Sandrine Allary dans la saison 9 «The Voice». — Bureau 233 / ITV / TF1
  • TF1 diffuse ce samedi, dès 21h05, le deuxième épisode des auditions à l’aveugle de la saison 9 de « The Voice ».
  • Parmi les talents en lice, Sandrine Allary, 77 ans et doyenne de l’émission, toutes saisons confondues.
  • La chanteuse, qui donne de la voix depuis cinquante-cinq ans, participe avant tout pour défendre « la chanson française réaliste » et par « défi ».

Si la courtoisie exige que l’on ne demande pas l’âge d’une dame, Sandrine Allary ne voit aucun inconvénient à assumer ses 77 printemps. « Dans ma tête, j’ai 20 ans, dans mes mouvements j’ai 50 ans, dans mes idées, j’ai 25 ans. Donc, pour l’instant, tout va bien ! », assure-t-elle à 20 Minutes, d’une voix pétillante à l’autre bout du téléphone. Les téléspectateurs et téléspectatrices la découvriront ce samedi sur TF1 dans les auditions à l’aveugle de The Voice. Quel que soit le résultat, la septuagénaire est déjà entrée dans l’histoire du télécrochet en devenant la doyenne des talents sur l’ensemble des neuf saisons.

Dans sa prime jeunesse, Sandrine Allary a été, durant trois années, clarinettiste au sein de l’orchestre de l’opéra de Besançon (Doubs). Elle a vite rangé (ou plutôt vendu) ses instruments pour se consacrer au chant. Cela fait cinquante-cinq ans qu’elle sillonne les routes de France et même les mers pour se produire dans des galas, des fêtes de collectivités ou sur des bateaux de croisière. Un parcours mené loin des plateaux de télés et des projecteurs du star-system. « J’ai essayé de faire ma petite place, mais je ne sais pas frapper aux portes », dit-elle pudiquement dans sa vidéo de présentation qui sera diffusée sur TF1.

« Elle avait dans les yeux la lueur d’une débutante »

Pour se retrouver à The Voice, il a fallu qu’elle soit repérée lors d’une de ses prestations au Tapis rouge, un cabaret de Limoges (Haute-Vienne).
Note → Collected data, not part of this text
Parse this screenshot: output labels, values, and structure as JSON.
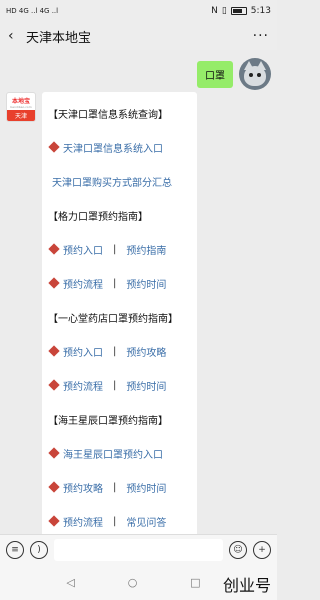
{
  "status": {
    "left_icons": "HD 4G ..l 4G ..l",
    "time": "5:13"
  },
  "header": {
    "title": "天津本地宝",
    "more": "···"
  },
  "sent_message": {
    "text": "口罩"
  },
  "reply_avatar": {
    "top": "本地宝",
    "mid": "bendibao.com",
    "bottom": "天津"
  },
  "reply": {
    "l0": "【天津口罩信息系统查询】",
    "l1": "天津口罩信息系统入口",
    "l2": "天津口罩购买方式部分汇总",
    "l3": "【格力口罩预约指南】",
    "l4a": "预约入口",
    "l4b": "预约指南",
    "l5a": "预约流程",
    "l5b": "预约时间",
    "l6": "【一心堂药店口罩预约指南】",
    "l7a": "预约入口",
    "l7b": "预约攻略",
    "l8a": "预约流程",
    "l8b": "预约时间",
    "l9": "【海王星辰口罩预约指南】",
    "l10": "海王星辰口罩预约入口",
    "l11a": "预约攻略",
    "l11b": "预约时间",
    "l12a": "预约流程",
    "l12b": "常见问答",
    "sep": "|"
  },
  "input": {
    "voice_icon": "voice-icon",
    "emoji_icon": "emoji-icon",
    "plus_icon": "plus-icon"
  },
  "watermark": "创业号"
}
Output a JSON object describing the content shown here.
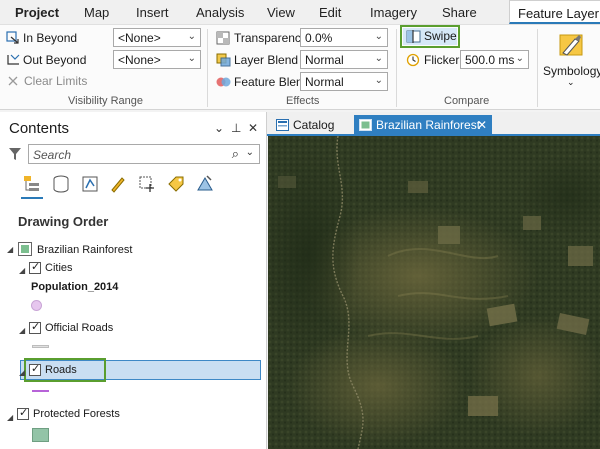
{
  "ribbon_tabs": [
    "Project",
    "Map",
    "Insert",
    "Analysis",
    "View",
    "Edit",
    "Imagery",
    "Share",
    "Feature Layer"
  ],
  "visibility_range": {
    "in_beyond_label": "In Beyond",
    "in_beyond_value": "<None>",
    "out_beyond_label": "Out Beyond",
    "out_beyond_value": "<None>",
    "clear_limits_label": "Clear Limits",
    "group_label": "Visibility Range"
  },
  "effects": {
    "transparency_label": "Transparency",
    "transparency_value": "0.0%",
    "layer_blend_label": "Layer Blend",
    "layer_blend_value": "Normal",
    "feature_blend_label": "Feature Blend",
    "feature_blend_value": "Normal",
    "group_label": "Effects"
  },
  "compare": {
    "swipe_label": "Swipe",
    "flicker_label": "Flicker",
    "flicker_value": "500.0",
    "flicker_unit": "ms",
    "group_label": "Compare"
  },
  "symbology": {
    "label": "Symbology"
  },
  "contents": {
    "title": "Contents",
    "search_placeholder": "Search",
    "drawing_order": "Drawing Order",
    "map_name": "Brazilian Rainforest",
    "layers": [
      {
        "name": "Cities",
        "legend_label": "Population_2014",
        "symbol_color": "#e6c6ee"
      },
      {
        "name": "Official Roads",
        "symbol_color": "#d9d9d9"
      },
      {
        "name": "Roads",
        "symbol_color": "#b763d8"
      },
      {
        "name": "Protected Forests",
        "symbol_color": "#93c4a7"
      }
    ]
  },
  "doc_tabs": {
    "catalog": "Catalog",
    "map_tab": "Brazilian Rainforest"
  },
  "colors": {
    "accent": "#2f7fc1",
    "highlight": "#5a9e2f",
    "selection": "#c9def2"
  }
}
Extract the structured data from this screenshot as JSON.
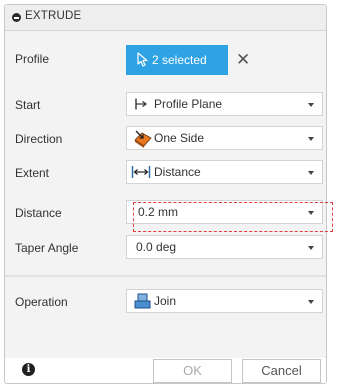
{
  "dialog": {
    "title": "EXTRUDE",
    "collapse_icon": "minus-circle-icon"
  },
  "profile": {
    "label": "Profile",
    "selection_text": "2 selected",
    "selection_icon": "cursor-arrow-icon",
    "clear_icon": "close-icon",
    "clear_glyph": "✕",
    "accent_color": "#2fa2e4"
  },
  "start": {
    "label": "Start",
    "value": "Profile Plane",
    "icon": "profile-plane-icon"
  },
  "direction": {
    "label": "Direction",
    "value": "One Side",
    "icon": "one-side-direction-icon"
  },
  "extent": {
    "label": "Extent",
    "value": "Distance",
    "icon": "distance-extent-icon"
  },
  "distance": {
    "label": "Distance",
    "value": "0.2 mm",
    "highlight_color": "#e23c3c"
  },
  "taper_angle": {
    "label": "Taper Angle",
    "value": "0.0 deg"
  },
  "operation": {
    "label": "Operation",
    "value": "Join",
    "icon": "join-operation-icon"
  },
  "footer": {
    "info_glyph": "i",
    "ok_label": "OK",
    "cancel_label": "Cancel"
  }
}
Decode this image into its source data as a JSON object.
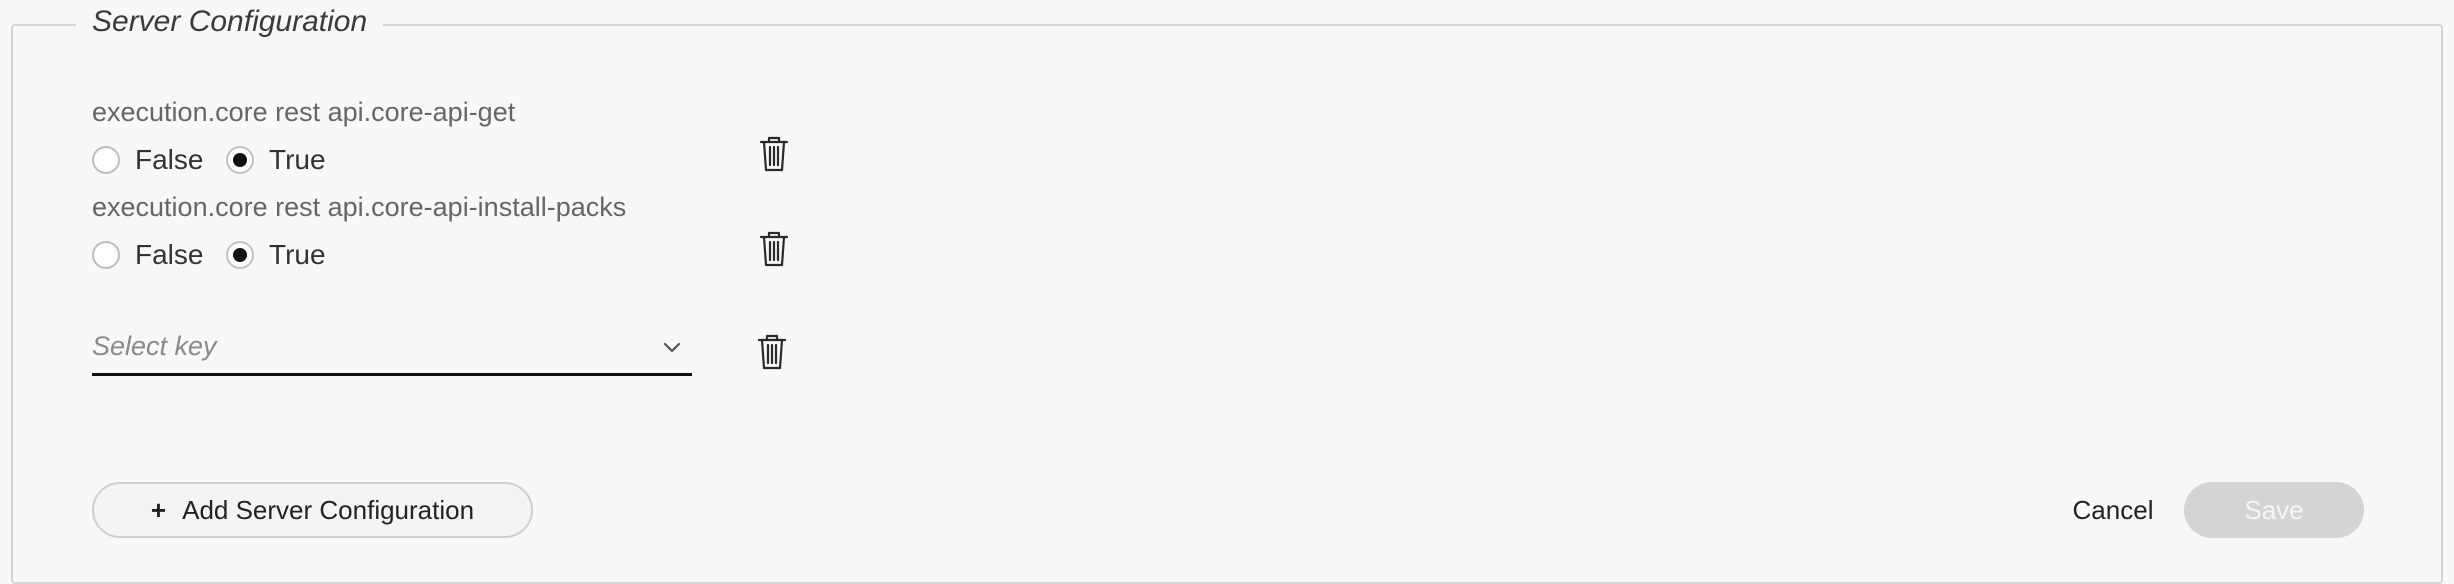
{
  "section": {
    "title": "Server Configuration"
  },
  "settings": [
    {
      "label": "execution.core rest api.core-api-get",
      "options": [
        "False",
        "True"
      ],
      "selected": "True"
    },
    {
      "label": "execution.core rest api.core-api-install-packs",
      "options": [
        "False",
        "True"
      ],
      "selected": "True"
    }
  ],
  "new_entry": {
    "placeholder": "Select key"
  },
  "actions": {
    "add_label": "Add Server Configuration",
    "add_icon": "plus-icon",
    "cancel_label": "Cancel",
    "save_label": "Save",
    "save_enabled": false
  },
  "colors": {
    "background": "#f8f8f8",
    "border": "#d4d4d4",
    "save_disabled_bg": "#d4d4d4",
    "radio_checked": "#111111"
  }
}
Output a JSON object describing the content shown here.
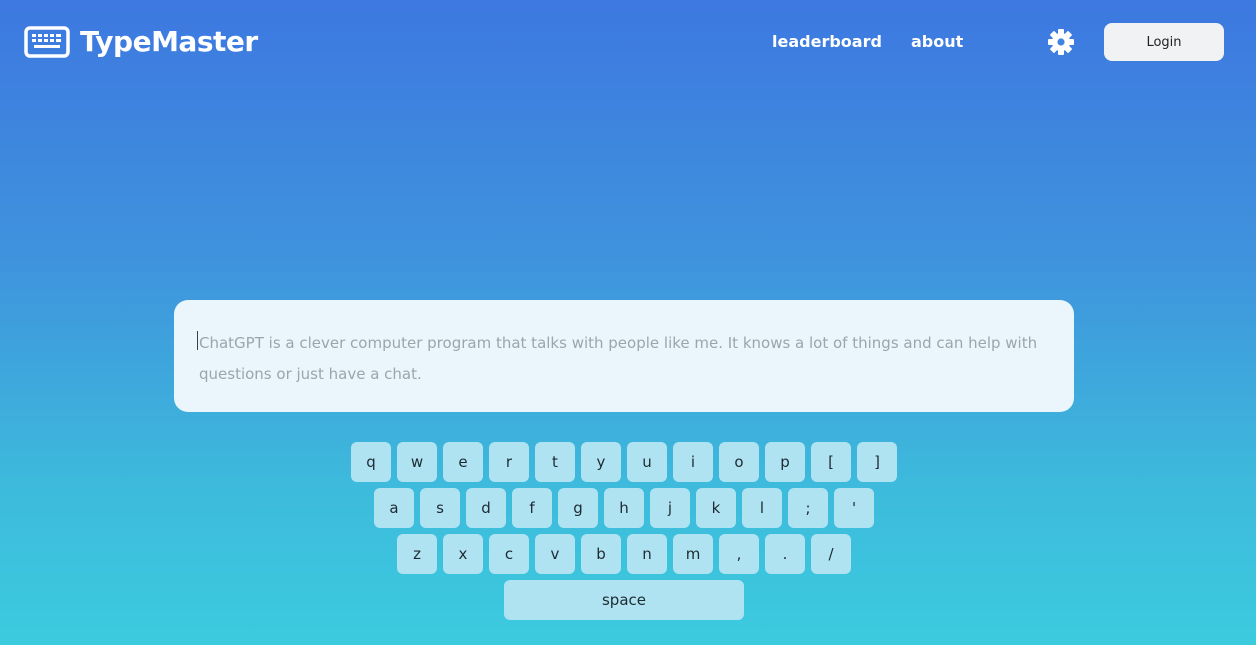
{
  "header": {
    "brand": "TypeMaster",
    "nav": [
      {
        "label": "leaderboard"
      },
      {
        "label": "about"
      }
    ],
    "login_label": "Login",
    "icons": {
      "logo": "keyboard-icon",
      "settings": "gear-icon"
    }
  },
  "typing": {
    "text": "ChatGPT is a clever computer program that talks with people like me. It knows a lot of things and can help with questions or just have a chat."
  },
  "keyboard": {
    "row1": [
      "q",
      "w",
      "e",
      "r",
      "t",
      "y",
      "u",
      "i",
      "o",
      "p",
      "[",
      "]"
    ],
    "row2": [
      "a",
      "s",
      "d",
      "f",
      "g",
      "h",
      "j",
      "k",
      "l",
      ";",
      "'"
    ],
    "row3": [
      "z",
      "x",
      "c",
      "v",
      "b",
      "n",
      "m",
      ",",
      ".",
      "/"
    ],
    "space": "space"
  },
  "colors": {
    "bg_top": "#3d78e0",
    "bg_bottom": "#3ccbde",
    "key_bg": "#b0e3f1",
    "text_box_bg": "#ebf5fc"
  }
}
Le lendemain de son passage, alors qu’elle est rentrée chez elle à Vichy (Allier), Sandrine Allary reçoit un coup de fil du gérant de la salle de spectacle. « Est-ce que tu es assise ? », lui demande son interlocuteur. « Non, je suis en train de repasser », répond-elle d’un désarmant premier degré. « Assieds-toi parce que The Voice va t’appeler pour passer une audition. »

Elle a eu du mal à le croire, mais c’était bien vrai : elle n’allait pas tarder à embarquer dans l’aventure du télécrochet. « Elle ne ressemble à personne d’autre, explique le directeur de casting Bruno Berberes à 20 Minutes. Quand je l’ai vue chanter, elle avait dans les yeux la lueur d’une débutante. Il y avait en elle une passion comme si elle démarrait sa carrière. Elle ne donnait pas l’impression d’avoir de regrets ou de demander une seconde chance. »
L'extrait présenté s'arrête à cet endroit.